L'authentification de l'utilisateur a toujours été un serpent de mer, et la solution parfaite n'a encore jamais été trouvée, il faut le reconnaître. Selon les circonstances, il ne faut pas plus de quelques minutes, voire quelques secondes à un hacker pour contourner un mot de passe de 8 caractères. « Demandez à quelqu'un d'avoir un mot de passe de 20 caractères par site ou application, et de les changer tous les 6 mois », vous verrez que c'est infaisable, nous prévient-on.
Les gestionnaires de mots de passe pouvant aussi faillir, Google a revu ses orientations en poussant la double authentification (code de validation, SMS, etc.), car elle n'était finalement plus satisfaite du seul mot de passe comme protection. Mais la firme de Mountain View a voulu aller plus loin avec les clés de sécurité. Nous avons discuté de l'intérêt de cette avancée aux Assises de la sécurité à Monaco avec Thiébaut Meyer, directeur cybersécurité du côté de Google Cloud.
Les clés de sécurité, l'alternative plus fiable et facile aux mots de passe
Depuis quelques jours, Google a intensifié sa campagne pour éliminer les mots de passe en activant par défaut une option qui permet de les ignorer dès que possible (et qui peut être désactivée depuis les paramètres) en les remplaçant par une passkey. Cette dernière peut prendre la forme d'une empreinte digitale, d'un code PIN ou d'un scan de votre visage. Un gain de temps de 40 % pour déverrouiller votre appareil est évoqué, en comparaison d'un mot de passe.
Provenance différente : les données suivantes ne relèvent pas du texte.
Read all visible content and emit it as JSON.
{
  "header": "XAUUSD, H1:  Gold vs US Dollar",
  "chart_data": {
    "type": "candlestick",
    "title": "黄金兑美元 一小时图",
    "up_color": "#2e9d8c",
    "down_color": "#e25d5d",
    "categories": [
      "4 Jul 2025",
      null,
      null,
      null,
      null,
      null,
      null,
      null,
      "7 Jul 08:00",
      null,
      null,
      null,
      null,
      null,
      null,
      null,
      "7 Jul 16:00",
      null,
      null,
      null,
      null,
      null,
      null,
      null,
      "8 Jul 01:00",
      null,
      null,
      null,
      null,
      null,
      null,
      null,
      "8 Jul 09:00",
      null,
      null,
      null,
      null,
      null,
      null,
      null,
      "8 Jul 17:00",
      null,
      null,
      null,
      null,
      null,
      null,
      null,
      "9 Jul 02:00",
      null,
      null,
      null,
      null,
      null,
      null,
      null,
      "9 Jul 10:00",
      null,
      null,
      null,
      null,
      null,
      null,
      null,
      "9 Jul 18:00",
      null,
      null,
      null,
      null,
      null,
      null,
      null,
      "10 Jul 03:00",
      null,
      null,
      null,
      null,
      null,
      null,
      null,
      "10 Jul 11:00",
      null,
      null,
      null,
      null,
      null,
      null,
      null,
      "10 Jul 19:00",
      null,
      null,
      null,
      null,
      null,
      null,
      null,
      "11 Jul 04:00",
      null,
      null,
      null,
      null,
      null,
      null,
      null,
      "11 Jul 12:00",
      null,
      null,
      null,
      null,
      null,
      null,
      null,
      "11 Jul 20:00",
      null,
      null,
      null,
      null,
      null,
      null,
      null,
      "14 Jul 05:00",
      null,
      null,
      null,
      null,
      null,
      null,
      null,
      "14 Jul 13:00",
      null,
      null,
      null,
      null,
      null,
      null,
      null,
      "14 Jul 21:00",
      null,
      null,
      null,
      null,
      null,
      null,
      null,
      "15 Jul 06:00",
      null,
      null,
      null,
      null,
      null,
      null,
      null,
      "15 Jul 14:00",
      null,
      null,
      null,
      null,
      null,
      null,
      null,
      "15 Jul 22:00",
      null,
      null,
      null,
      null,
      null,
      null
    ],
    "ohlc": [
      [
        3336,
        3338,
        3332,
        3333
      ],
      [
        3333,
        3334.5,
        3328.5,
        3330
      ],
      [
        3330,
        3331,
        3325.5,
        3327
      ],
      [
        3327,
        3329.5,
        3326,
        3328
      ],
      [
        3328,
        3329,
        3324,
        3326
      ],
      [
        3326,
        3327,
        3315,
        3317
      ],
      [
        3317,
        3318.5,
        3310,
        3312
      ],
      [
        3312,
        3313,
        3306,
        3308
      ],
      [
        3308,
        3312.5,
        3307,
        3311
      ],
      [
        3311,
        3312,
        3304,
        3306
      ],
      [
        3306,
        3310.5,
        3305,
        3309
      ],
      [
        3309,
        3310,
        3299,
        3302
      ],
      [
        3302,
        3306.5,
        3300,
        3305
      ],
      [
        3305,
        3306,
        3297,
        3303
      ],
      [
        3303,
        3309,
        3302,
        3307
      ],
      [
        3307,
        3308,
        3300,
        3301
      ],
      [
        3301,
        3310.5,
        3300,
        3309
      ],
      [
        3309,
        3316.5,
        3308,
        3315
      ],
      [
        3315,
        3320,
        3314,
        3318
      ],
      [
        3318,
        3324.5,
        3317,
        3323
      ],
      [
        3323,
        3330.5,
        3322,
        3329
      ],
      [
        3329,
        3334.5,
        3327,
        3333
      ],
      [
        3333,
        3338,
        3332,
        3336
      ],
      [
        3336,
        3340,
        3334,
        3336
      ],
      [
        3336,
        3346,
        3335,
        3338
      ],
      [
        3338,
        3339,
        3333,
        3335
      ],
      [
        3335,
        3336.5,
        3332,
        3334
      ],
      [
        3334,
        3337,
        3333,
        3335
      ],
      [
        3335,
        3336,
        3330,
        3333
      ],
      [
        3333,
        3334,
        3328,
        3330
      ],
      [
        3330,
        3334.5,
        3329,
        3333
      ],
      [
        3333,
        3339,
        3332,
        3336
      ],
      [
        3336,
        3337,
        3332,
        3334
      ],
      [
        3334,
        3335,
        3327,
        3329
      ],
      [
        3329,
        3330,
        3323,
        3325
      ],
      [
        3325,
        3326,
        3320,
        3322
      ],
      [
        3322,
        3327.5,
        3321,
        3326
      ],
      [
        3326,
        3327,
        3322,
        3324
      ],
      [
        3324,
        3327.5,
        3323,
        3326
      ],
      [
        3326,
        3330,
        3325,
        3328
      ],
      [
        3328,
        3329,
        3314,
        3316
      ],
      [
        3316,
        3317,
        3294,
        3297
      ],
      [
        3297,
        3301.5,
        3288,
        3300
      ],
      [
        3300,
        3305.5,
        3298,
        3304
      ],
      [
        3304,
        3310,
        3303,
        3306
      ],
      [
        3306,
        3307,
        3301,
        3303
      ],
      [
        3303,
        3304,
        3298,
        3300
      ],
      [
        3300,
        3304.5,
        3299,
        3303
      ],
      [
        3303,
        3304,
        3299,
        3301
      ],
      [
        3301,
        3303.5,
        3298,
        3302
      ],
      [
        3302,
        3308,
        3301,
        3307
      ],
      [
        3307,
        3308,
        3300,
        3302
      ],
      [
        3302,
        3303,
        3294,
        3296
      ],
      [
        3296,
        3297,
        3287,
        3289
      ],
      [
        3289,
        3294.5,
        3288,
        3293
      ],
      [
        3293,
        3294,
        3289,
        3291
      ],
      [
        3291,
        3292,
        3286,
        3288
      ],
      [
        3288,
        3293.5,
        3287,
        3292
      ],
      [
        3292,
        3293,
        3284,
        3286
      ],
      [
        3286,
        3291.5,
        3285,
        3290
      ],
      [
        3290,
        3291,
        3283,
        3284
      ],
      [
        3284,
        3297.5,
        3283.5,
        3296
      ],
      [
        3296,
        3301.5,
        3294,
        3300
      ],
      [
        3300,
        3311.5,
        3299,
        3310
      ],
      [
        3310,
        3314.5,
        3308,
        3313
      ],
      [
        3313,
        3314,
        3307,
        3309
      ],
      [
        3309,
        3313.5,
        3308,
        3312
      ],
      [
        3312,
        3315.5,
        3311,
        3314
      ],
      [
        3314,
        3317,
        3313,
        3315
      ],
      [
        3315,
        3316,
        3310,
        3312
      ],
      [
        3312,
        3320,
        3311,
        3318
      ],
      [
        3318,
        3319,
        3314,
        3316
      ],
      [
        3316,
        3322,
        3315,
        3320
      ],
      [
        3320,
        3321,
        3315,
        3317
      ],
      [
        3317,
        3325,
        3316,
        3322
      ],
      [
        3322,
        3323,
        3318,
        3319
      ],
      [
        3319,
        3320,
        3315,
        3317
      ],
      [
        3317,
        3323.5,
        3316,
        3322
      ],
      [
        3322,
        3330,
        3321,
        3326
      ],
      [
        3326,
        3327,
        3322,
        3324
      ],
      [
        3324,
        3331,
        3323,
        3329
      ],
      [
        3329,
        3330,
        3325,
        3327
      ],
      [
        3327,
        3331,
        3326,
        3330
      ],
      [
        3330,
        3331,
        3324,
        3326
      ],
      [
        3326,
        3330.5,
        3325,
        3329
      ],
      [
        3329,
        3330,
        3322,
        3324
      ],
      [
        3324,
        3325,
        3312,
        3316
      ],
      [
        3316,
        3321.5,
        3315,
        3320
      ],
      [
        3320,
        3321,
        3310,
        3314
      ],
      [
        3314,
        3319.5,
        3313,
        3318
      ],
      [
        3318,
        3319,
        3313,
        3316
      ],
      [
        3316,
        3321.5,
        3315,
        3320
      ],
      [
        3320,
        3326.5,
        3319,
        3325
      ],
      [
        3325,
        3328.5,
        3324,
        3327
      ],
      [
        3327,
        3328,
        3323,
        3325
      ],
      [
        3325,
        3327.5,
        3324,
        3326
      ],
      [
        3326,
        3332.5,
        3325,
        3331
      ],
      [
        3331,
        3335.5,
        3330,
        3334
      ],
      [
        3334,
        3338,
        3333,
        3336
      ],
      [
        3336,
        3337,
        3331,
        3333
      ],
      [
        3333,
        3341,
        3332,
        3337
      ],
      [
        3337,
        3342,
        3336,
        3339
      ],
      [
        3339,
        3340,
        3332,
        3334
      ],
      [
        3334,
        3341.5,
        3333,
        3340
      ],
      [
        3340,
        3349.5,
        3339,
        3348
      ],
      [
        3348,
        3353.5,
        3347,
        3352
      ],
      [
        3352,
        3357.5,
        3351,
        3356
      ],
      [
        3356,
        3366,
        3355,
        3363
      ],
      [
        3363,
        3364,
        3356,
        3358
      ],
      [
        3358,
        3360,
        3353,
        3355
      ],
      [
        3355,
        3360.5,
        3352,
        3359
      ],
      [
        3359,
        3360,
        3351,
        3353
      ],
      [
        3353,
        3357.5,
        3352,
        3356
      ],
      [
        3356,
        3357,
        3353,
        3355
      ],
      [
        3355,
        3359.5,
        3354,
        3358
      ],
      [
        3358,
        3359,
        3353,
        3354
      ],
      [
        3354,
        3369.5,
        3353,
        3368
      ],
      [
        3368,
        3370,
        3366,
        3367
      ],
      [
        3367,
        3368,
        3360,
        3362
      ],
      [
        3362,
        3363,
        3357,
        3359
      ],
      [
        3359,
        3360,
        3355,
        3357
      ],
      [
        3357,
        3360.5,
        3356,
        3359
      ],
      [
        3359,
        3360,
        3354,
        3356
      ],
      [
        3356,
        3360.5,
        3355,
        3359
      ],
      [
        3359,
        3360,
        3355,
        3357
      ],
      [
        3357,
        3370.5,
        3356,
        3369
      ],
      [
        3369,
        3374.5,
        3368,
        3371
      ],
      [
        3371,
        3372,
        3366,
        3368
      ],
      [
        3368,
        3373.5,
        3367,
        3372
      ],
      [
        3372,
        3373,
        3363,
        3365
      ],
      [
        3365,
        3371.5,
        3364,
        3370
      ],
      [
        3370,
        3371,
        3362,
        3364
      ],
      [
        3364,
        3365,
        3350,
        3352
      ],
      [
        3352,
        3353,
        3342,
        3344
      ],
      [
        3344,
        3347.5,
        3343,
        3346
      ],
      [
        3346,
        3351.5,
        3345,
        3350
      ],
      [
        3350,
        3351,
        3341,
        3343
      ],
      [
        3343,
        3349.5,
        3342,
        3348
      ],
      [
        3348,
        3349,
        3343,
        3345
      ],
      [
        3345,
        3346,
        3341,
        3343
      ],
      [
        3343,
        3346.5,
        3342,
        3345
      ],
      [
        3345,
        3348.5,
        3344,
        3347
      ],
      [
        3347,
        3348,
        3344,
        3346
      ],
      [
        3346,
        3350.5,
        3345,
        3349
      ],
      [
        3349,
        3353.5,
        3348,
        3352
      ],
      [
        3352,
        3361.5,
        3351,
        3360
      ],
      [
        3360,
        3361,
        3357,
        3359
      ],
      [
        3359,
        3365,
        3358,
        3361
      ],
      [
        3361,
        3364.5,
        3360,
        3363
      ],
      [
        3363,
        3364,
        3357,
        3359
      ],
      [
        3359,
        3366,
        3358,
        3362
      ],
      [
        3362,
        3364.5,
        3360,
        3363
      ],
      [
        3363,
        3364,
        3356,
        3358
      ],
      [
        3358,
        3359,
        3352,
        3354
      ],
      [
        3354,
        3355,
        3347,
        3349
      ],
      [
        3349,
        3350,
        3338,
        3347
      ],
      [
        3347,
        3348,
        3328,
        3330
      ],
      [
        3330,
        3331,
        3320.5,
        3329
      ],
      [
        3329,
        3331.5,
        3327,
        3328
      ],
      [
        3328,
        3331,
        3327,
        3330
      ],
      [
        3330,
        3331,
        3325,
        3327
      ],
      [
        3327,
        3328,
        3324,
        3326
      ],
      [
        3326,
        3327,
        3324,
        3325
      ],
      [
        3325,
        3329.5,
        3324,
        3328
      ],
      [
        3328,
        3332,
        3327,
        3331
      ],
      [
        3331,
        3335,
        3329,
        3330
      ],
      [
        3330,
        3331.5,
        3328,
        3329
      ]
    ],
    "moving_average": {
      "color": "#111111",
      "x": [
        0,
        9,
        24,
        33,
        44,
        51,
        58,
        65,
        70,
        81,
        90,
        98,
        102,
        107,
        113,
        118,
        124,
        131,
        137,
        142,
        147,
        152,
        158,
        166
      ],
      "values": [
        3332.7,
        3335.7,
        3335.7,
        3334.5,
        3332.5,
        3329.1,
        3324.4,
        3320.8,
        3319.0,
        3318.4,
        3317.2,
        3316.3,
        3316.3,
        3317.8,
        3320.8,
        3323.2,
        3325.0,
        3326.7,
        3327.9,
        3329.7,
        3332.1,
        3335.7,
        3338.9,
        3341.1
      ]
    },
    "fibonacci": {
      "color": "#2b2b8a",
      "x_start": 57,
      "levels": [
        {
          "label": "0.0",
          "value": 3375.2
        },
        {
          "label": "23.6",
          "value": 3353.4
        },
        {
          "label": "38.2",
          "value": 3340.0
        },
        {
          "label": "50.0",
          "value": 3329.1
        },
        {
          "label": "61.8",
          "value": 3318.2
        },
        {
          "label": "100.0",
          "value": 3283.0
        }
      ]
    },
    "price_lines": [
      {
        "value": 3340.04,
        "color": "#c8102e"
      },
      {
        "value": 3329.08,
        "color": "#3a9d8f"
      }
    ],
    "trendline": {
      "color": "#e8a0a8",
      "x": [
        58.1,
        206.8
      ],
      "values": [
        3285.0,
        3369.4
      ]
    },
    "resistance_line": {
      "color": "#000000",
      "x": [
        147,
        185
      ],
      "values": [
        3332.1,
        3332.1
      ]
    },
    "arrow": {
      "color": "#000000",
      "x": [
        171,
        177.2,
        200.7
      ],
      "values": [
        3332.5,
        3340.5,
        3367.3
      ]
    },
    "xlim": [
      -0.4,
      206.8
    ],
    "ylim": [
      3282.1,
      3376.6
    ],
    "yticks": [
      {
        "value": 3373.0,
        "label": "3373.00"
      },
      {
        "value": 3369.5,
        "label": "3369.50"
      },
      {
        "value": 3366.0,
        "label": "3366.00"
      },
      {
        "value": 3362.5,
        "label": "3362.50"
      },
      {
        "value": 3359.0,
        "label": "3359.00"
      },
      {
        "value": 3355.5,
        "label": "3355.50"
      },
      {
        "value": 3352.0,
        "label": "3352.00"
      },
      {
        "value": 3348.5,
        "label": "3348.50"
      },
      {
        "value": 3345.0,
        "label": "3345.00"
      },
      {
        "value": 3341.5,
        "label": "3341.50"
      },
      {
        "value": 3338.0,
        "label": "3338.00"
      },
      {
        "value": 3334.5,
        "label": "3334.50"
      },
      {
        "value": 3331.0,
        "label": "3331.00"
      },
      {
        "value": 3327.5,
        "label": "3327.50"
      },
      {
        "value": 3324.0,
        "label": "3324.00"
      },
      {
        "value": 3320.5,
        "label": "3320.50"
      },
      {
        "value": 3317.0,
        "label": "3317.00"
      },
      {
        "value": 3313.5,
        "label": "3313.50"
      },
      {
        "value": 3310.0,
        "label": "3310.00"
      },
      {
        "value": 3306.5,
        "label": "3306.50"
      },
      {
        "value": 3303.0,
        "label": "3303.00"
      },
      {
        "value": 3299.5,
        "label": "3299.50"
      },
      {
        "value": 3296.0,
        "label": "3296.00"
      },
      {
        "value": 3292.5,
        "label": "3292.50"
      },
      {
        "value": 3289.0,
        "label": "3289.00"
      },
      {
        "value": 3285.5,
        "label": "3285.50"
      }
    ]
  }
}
« Avec le mot de passe, on partage un secret entre l'utilisateur et le site sur lequel on s'authentifie. Avec les passkeys, c'est différent : chaque utilisateur aura une clé d'accès par site, clé qu'il n'a plus besoin de connaître, de noter ou de garder dans un coin de sa tête », explique Thiébaut Meyer.
Comment fonctionne les passkeys ?
Prenez votre smartphone dans lequel est stockée la clé. Pour le déverrouiller, vous utiliserez l'authentification du téléphone, qui aidera à déverrouiller la clé, puis à l'envoyer de manière transparente vers le site sur lequel vous souhaitez vous authentifier. « On a à la fois la simplicité d'usage et le niveau de sécurité, puisqu'on a affaire à une chaîne complexe que l'utilisateur n'a pas à retenir », précise Thiébaut Meyer.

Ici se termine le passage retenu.